# 9.3: Inferences for Two Population Means - Unknown Standard Deviations

- Page ID
- 13179

Skills to Develop

- To learn how to construct a confidence interval for the difference in the means of two distinct populations using independent samples with unknown population standard deviations.
- To learn how to perform a test of hypotheses concerning the difference between the means of two distinct populations using independent samples with unknown population standard deviations.

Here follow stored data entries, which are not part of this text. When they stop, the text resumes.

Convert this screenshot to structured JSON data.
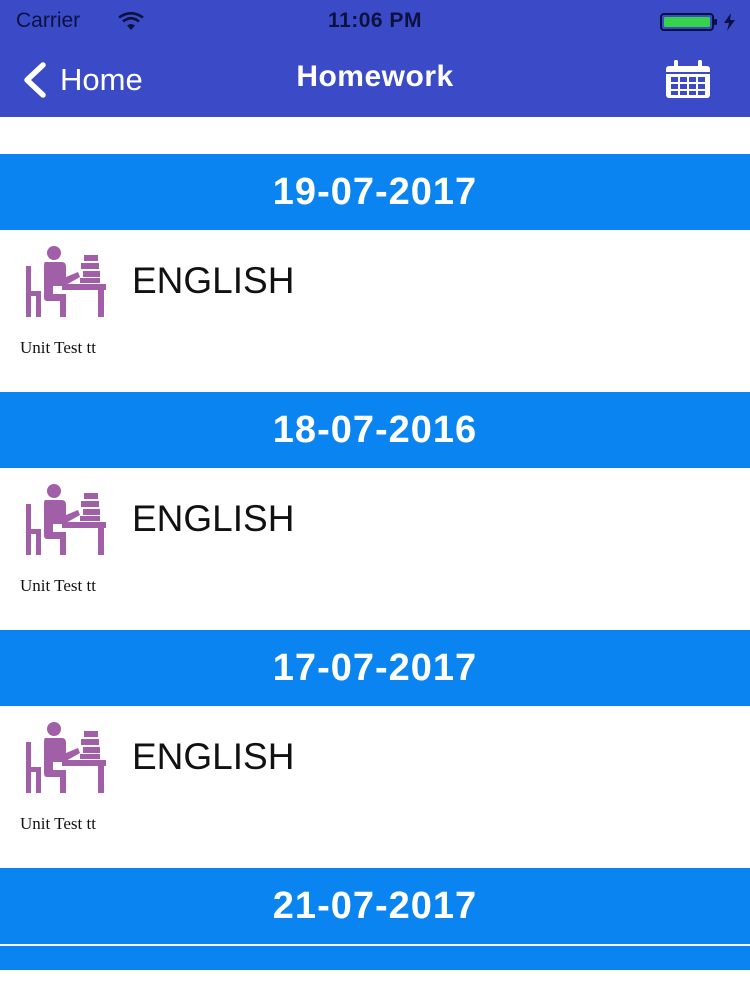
{
  "status_bar": {
    "carrier": "Carrier",
    "time": "11:06 PM",
    "icons": [
      "wifi-icon",
      "battery-icon",
      "charging-bolt-icon"
    ]
  },
  "nav": {
    "back_label": "Home",
    "title": "Homework",
    "right_icon": "calendar-icon"
  },
  "colors": {
    "header_bg": "#3b4bc8",
    "date_band_bg": "#0a84f0",
    "icon_purple": "#a05fa6"
  },
  "homework": [
    {
      "date": "19-07-2017",
      "subject": "ENGLISH",
      "description": "Unit Test tt"
    },
    {
      "date": "18-07-2016",
      "subject": "ENGLISH",
      "description": "Unit Test tt"
    },
    {
      "date": "17-07-2017",
      "subject": "ENGLISH",
      "description": "Unit Test tt"
    },
    {
      "date": "21-07-2017"
    }
  ]
}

Often, the population standard deviation is unknown. In this case, a t distribution is used to draw inferences from these samples, when the samples are independent and drawn from two approximately normally distributed populations. We will assume that the variances for the populations are not necessarily equal.

## Confidence Intervals

When the two populations are normally distributed, the following formula for a confidence interval for \(\mu _1-\mu _2\) is valid.

\(100(1-\alpha )\%\) Confidence Interval for the Difference Between Two Population Means

\[(\bar{x_1}-\bar{x_2})\pm t_{\alpha /2}\sqrt{\dfrac{s_1^2}{n_1}+\dfrac{s_2^2}{n_2}} \label{eq1}\]

where the number of degrees of freedom is the smaller value of \(n_1 -1\) or \(n_2-1.\), or

\[\min(n_1 -1,n_2-1).\]

The samples must be independent, the samples are random samples, and when the sample sizes are less than 30, the populations must be normally distributed or approximately normally distributed.

Example \(\PageIndex{1}\)

A software company markets a new computer game with two experimental packaging designs. Design \(1\) is sent to \(11\) stores; their average sales the first month is \(52\) units with sample standard deviation \(12\) units. Design \(2\) is sent to \(6\) stores; their average sales the first month is \(46\) units with sample standard deviation \(10\) units. Construct a point estimate and a \(95\%\) confidence interval for the difference in average monthly sales between the two package designs. Assume the populations are approximately normal.

**Solution**:

The point estimate of \(\mu _1-\mu _2\) is

\[\bar{x_1}-\bar{x_2}=52-46-6\]

In words, we estimate that the average monthly sales for Design \(1\) is \(6\) units more per month than the average monthly sales for Design \(2\).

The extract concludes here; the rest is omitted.